Commentary

Horse Sense For The Year Of The Horse

Jan. 31 marks the start of the Year of the Horse. The Chinese New Year is akin to Thanksgiving and Christmas combined, and then tripled in pomp and ceremony. New year, new clothes. New feng shui home goods. “Face” gifts for family and colleagues. 

If you are wondering why your brand in the U.S. or Europe should care: 

1. 92% of Chinese luxury consumers are dissatisfied with the luxury shopping experience domestically (2014 China Luxury Report, Ruder Finn), and are jetting abroad in double-digit growth to spend that money. From 2011 to 2012, Chinese tourists to the U.S. increased 35% to 1.47 million visitors (US OTTI); 24% to France to 1.39 million visitors. (France Tourism Board) Chinese New Year is peak travel time due to the “Golden Week”vacations.

2. Chinese consumers prefer to code their identity with premium western brands. French, Italian or English brands come with centuries of heritage that endow the appropriate gravitas to the consumer. But not just any old purse the next taitai has on her arm will do. They’re eschewing flashy monogrammed status symbols to understated styles that shout “sophisticated taste”(Luxury Without Borders: Chinese New Class of Shoppers Take on the World, McKinsey).

The Implications

1. Western brands should extend their home holiday marketing efforts after Black Friday and Christmas, well into the Chinese New Year to catch Chinese tourists.

2. Token, clichéd products and communications will increasingly ring hollow with an audience that is looking to build its identity with culturally resonant yet individualistic Western products.

I would also add a personal #3: 2014 the Year of the Horse is probably the best time in the next eight years (until the Year of the Dragon) to launch a brand big time to the Chinese tourist market. The horse is arguably the second-most beloved zodiac creature in the Chinese culture, only after the dragon. This predicates a boost in Chinese consumers' confidence and, thus, propensity to spend.

Early brands that have caught on have fallen mostly into a “traditional” approach, especially “entry level” luxury brands.
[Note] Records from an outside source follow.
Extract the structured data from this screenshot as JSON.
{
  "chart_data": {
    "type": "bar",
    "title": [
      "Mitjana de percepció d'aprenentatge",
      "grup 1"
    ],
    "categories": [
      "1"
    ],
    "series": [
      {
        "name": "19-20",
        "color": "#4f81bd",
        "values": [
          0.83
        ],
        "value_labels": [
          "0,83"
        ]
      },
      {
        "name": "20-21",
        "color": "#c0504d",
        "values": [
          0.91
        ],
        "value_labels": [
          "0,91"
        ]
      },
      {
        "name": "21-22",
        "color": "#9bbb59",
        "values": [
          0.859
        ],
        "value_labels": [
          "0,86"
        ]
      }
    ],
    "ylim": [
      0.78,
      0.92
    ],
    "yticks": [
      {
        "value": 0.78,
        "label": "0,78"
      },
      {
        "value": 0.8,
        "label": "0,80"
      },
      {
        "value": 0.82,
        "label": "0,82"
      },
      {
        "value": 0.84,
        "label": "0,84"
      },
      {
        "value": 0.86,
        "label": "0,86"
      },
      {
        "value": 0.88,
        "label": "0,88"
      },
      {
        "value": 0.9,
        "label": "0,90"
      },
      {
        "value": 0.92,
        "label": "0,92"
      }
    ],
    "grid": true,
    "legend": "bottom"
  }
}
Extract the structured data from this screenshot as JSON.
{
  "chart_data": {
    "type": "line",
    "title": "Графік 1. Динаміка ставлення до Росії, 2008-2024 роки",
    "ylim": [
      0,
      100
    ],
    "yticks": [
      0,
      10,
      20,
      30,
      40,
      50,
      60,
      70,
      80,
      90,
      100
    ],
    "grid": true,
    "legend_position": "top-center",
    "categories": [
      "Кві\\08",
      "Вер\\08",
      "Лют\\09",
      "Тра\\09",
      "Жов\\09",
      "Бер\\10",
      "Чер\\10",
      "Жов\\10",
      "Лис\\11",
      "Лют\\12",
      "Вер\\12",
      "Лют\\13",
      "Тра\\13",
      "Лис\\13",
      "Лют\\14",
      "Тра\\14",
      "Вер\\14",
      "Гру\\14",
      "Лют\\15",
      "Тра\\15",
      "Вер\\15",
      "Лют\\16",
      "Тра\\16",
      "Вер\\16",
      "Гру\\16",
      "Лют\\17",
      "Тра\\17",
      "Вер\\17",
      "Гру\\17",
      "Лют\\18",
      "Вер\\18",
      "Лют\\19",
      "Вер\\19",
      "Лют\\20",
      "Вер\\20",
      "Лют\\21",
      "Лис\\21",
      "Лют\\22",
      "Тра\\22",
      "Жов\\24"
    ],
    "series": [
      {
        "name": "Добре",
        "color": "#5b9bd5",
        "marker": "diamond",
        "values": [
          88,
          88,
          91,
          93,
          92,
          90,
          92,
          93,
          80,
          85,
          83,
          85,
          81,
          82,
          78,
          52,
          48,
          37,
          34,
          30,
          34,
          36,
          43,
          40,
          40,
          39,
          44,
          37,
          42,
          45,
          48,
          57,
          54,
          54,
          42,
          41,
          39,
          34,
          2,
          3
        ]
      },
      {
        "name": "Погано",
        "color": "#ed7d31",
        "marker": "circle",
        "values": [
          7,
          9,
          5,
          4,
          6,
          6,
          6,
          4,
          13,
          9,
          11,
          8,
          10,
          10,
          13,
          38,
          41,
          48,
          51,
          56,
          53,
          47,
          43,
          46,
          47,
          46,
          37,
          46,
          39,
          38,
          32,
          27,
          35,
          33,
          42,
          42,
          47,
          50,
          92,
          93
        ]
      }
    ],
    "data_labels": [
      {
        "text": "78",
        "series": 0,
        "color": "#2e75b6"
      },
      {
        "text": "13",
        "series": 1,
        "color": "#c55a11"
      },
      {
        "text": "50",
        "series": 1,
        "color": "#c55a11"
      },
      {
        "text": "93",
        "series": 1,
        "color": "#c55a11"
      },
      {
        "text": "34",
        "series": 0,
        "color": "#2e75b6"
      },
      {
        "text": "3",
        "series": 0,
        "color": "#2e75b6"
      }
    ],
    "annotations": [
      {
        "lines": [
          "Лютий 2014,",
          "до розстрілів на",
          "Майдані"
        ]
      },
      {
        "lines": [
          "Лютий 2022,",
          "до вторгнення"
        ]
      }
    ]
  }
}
Tiffany and Swarovski for example, have released all 12 of the zodiac animals as straightforward miniature figurines. For DKNY’s 2014 Horse collection, red satin jackets come emblazoned with a huge, gold embroidered traditional “running horse” motif.

Brands that keep their brand identity more prominent in the celebration mix, rather than falling into Chinese kitsch will arguably be more inspirational and successful in attracting new sophisticated audiences. Ultra-luxury brands are scoring highly in that respect. In 2013, Year of the Snake, Bulgari encircled their Fifth Avenue store with a huge sparkling serpent installation. It was a happy marriage of the brand’s authentic Serpenti legacy with the Chinese New Year. The snake is probably the least popular animal in the Chinese zodiac due to its sinister appearance. However, the Italian jeweler turned a stone into a diamond by emphasizing the western, sensuous aspects of the creature and interpreted it in a way that was true to the brand. 

If such a “lemon” of a year could turn gold with Bulgari’s Midas touch, 2014 Year of the Horse should be a golden shoo-in considering the strong equestrian heritage of many Western brands. The question, then is, how far should brands go in incorporating “Chineseness”into their offerings? Should Dior release a red-and-gold embroidered saddle bag? Remy Martin a gold bottle with a 24K gold inlaid centaur? 

Rolls Royce has just unveiled its commemorative Ghost Majestic Horse edition car. (It had previously released a Dragon car in 2012 but shunned the Year of the Snake) While the interior is more inline with Chinese traditional tastes, the exterior is a bold, stark, skeletal white.

Normally, a white car would be seen as extremely inauspicious during the festive new year, as white symbolizes death. Will this go down in history as a modern and Apple-like interpretation of the Chinese New Year? Or as a cultural faux pas?

Perhaps distilling a Western brand’s equestrian heritage to its essential “horseness” is the most Western, yet Eastern way of getting onto the Year of the Horse.